Traveling to shows or other events where horses from near and far congregate heightens the risk of exposure to infectious diseases. And as if exposure isn’t enough, higher-than-normal stress levels also contribute to the risk, according to Craig Shoemaker, DVM, MS, an Equine Professional Services Veterinarian at Boehringer Ingelheim. “The stress of trailering, traveling, being in a new environment and working competitively takes a toll on a horse’s immune system,” he said, adding that proper vaccination protocol along with simple biosecurity measures can mitigate that risk.
Shoemaker suggested the following timeline for biosecurity measures with steps horse owners can take before, during and after an event to protect their athletes from these risks and keep them performing at their best.
Vaccination against diseases is the first consideration before taking horses on the road. The American Association of Equine Practitioners (AAEP) recommends vaccinating horses against five core diseases, including mosquito-borne diseases such as West Nile virus, and Western and Eastern equine encephalitis, as well as rabies and tetanus. On top of these vaccines, horses need to be vaccinated for equine influenza virus and equine herpesvirus within six months of attending a United States Equestrian Federation (USEF)-sanctioned horse show. For a complete list of USEF-required vaccines, click here.
“It is paramount that we have our horses vaccinated for equine influenza and equine herpes as both can be the cause of acute respiratory disease, especially in horses that experience the stress of travel and showing,” Shoemaker said. “For a traveling horse under high stress, your veterinarian may recommend modifying vaccination protocols to include increased frequency of vaccination for equine herpes.
”Because the equine influenza virus changes over time just like the human influenza virus, using an updated vaccine that provides direct protection will compliment your respiratory vaccination protocol,” he continued. “Vaccination against other non-core diseases, such as strangles or equine rhinitis, should be discussed with your veterinarian and considered following a risk-based analysis.
A baseline temperature should be taken and recorded for each horse before leaving for the show, and temperatures should be monitored daily while at the show as a sudden spike can be one of the first signs of a problem.
Biosecurity at the Showgrounds
Horse owners should be vigilant when arriving to help protect horses from exposure to diseases, which are easily spread from horse to horse and from equipment/facilities to horses. The following steps will help provide maximum protection:
1. Clean and Disinfect Stalls Even before unloading horses, stalls should be inspected for any remaining bedding or fecal matter, which should be removed and disposed of as far away as possible. Wash down the walls with a good detergent or cleaning agent, then spray with a disinfectant, such as a 1:10 dilution of bleach and water. Other good disinfectants are available; consult a veterinarian for which ones would be appropriate.
2. Avoid Contaminated Water Bring all water buckets from home and do not allow your horse to drink from any containers provided by the show grounds, including communal water tanks. Do not allow the hose to touch the water or bucket when filling.
3. Prevent Nose-to-Nose Contact “These diseases are spread three ways,” noted Shoemaker. The primary route is horse-to-horse or nose-to-nose contact. For instance, “In the practice ring, don’t tie your horse to the fence where there is potential for contact with other horses walking by.”

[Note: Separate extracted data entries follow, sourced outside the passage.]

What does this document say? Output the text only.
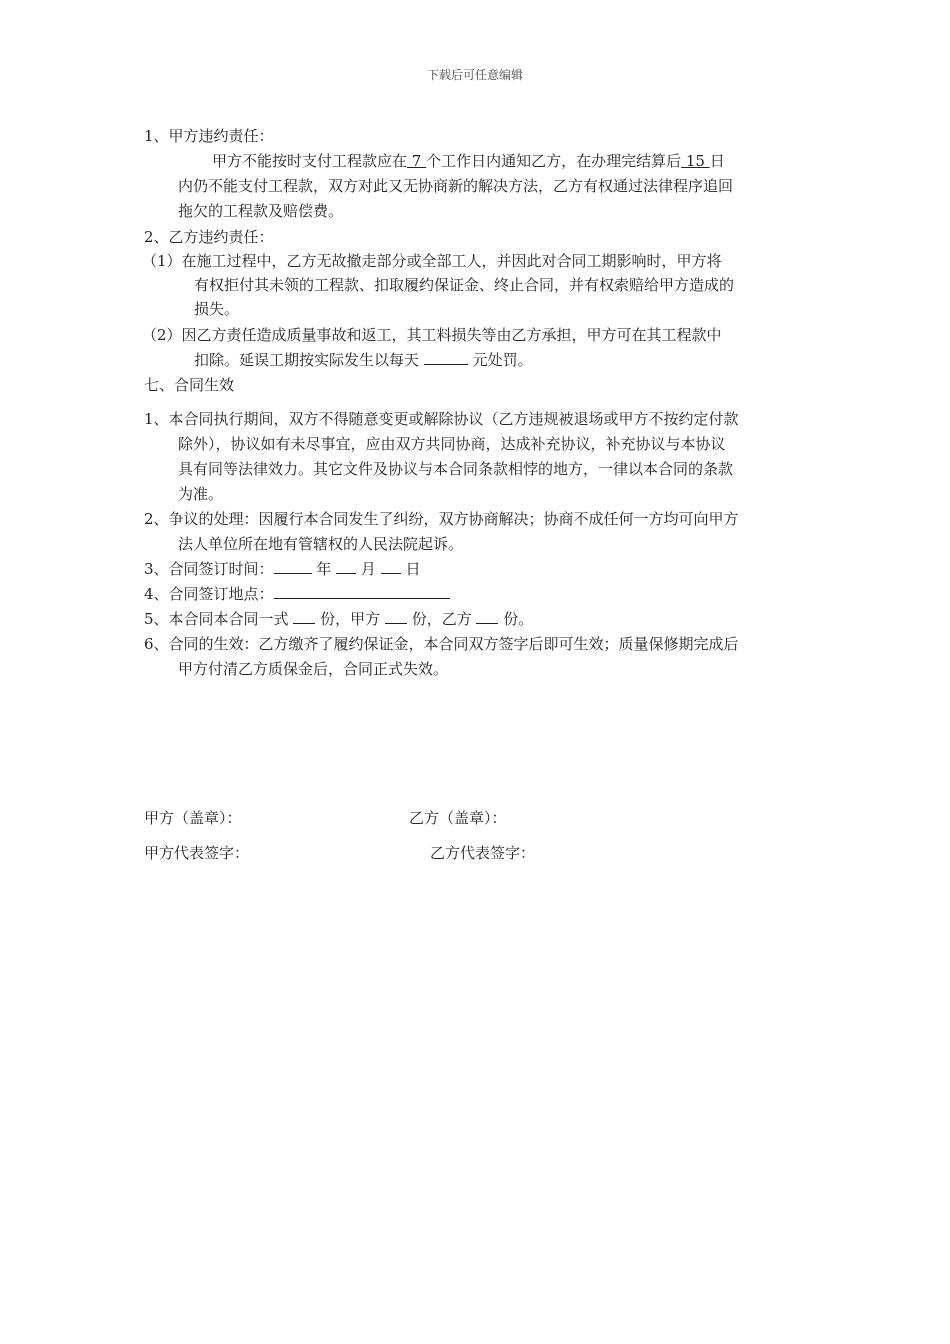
下载后可任意编辑
1、甲方违约责任：
甲方不能按时支付工程款应在 7 个工作日内通知乙方，在办理完结算后 15 日
内仍不能支付工程款，双方对此又无协商新的解决方法，乙方有权通过法律程序追回
拖欠的工程款及赔偿费。
2、乙方违约责任：
（1）在施工过程中，乙方无故撤走部分或全部工人，并因此对合同工期影响时，甲方将
有权拒付其未领的工程款、扣取履约保证金、终止合同，并有权索赔给甲方造成的
损失。
（2）因乙方责任造成质量事故和返工，其工料损失等由乙方承担，甲方可在其工程款中
扣除。延误工期按实际发生以每天	元处罚。
七、合同生效
1、本合同执行期间，双方不得随意变更或解除协议（乙方违规被退场或甲方不按约定付款
除外），协议如有未尽事宜，应由双方共同协商，达成补充协议，补充协议与本协议
具有同等法律效力。其它文件及协议与本合同条款相悖的地方，一律以本合同的条款
为准。
2、争议的处理：因履行本合同发生了纠纷，双方协商解决；协商不成任何一方均可向甲方
法人单位所在地有管辖权的人民法院起诉。
3、合同签订时间：	年 月 日
4、合同签订地点：
5、本合同本合同一式 份，甲方 份，乙方 份。
6、合同的生效：乙方缴齐了履约保证金，本合同双方签字后即可生效；质量保修期完成后
甲方付清乙方质保金后，合同正式失效。
甲方（盖章）：	乙方（盖章）：
甲方代表签字：	乙方代表签字：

4. Use Only Your Own Equipment The second route of infection is through fomites, or objects that are capable of transmitting infectious organisms. If you have multiple horses, be sure each one has its own set of equipment, including a water bucket, that is used exclusively for that individual. “It’s less of an issue among horses from the same barn, but it’s one other variable,” Shoemaker noted. “If one horse gets sick, and equipment goes back and forth, you could be spreading the disease before you even realize it.”
5. Practice Good Hand Hygiene The third route of infection is human hands. “People are often the culprit in spreading diseases, and this goes for veterinarians as well as horse owners and managers.” When moving from horse to horse, wash hands between contact. “I recommend a lot of hand sanitizer,” Shoemaker said.
6. Monitor Health and Behavior Take the horse’s temperature twice a day—in the morning and evening—and keep a log of those temperatures. A spike in temperature might be the first way to identify a potential problem. Segregate that individual and consult a veterinarian to develop a protocol to limit exposure to other horses. Also look for other signs, such as being off feed, displaying a quiet attitude, or developing a cough, runny nose or watery eyes.
Management at Home
Returning to the barn with an armful of ribbons and strong, healthy horses is the ultimate sign of success. But your show string still represents a potential threat to other horses at home. “When you bring horses home from shows where they have potentially been exposed to disease risks, it is wise to have a protocol in place to put them in a location where they’re not coming into contact with horses that did not go to that show,” Shoemaker suggested. “You don’t have to build a new barn, but perhaps use just one section of the barn or turn them out in runs—use whatever facilities you have.
”Proper vaccination and precise management before leaving home, limited exposure to other horses and equipment and careful monitoring of temperatures while at a show, and isolation for two weeks before returning to the general population after returning are all strategies for protecting your horses from infectious diseases, and keeping them healthy and ready for the next challenge,” he added.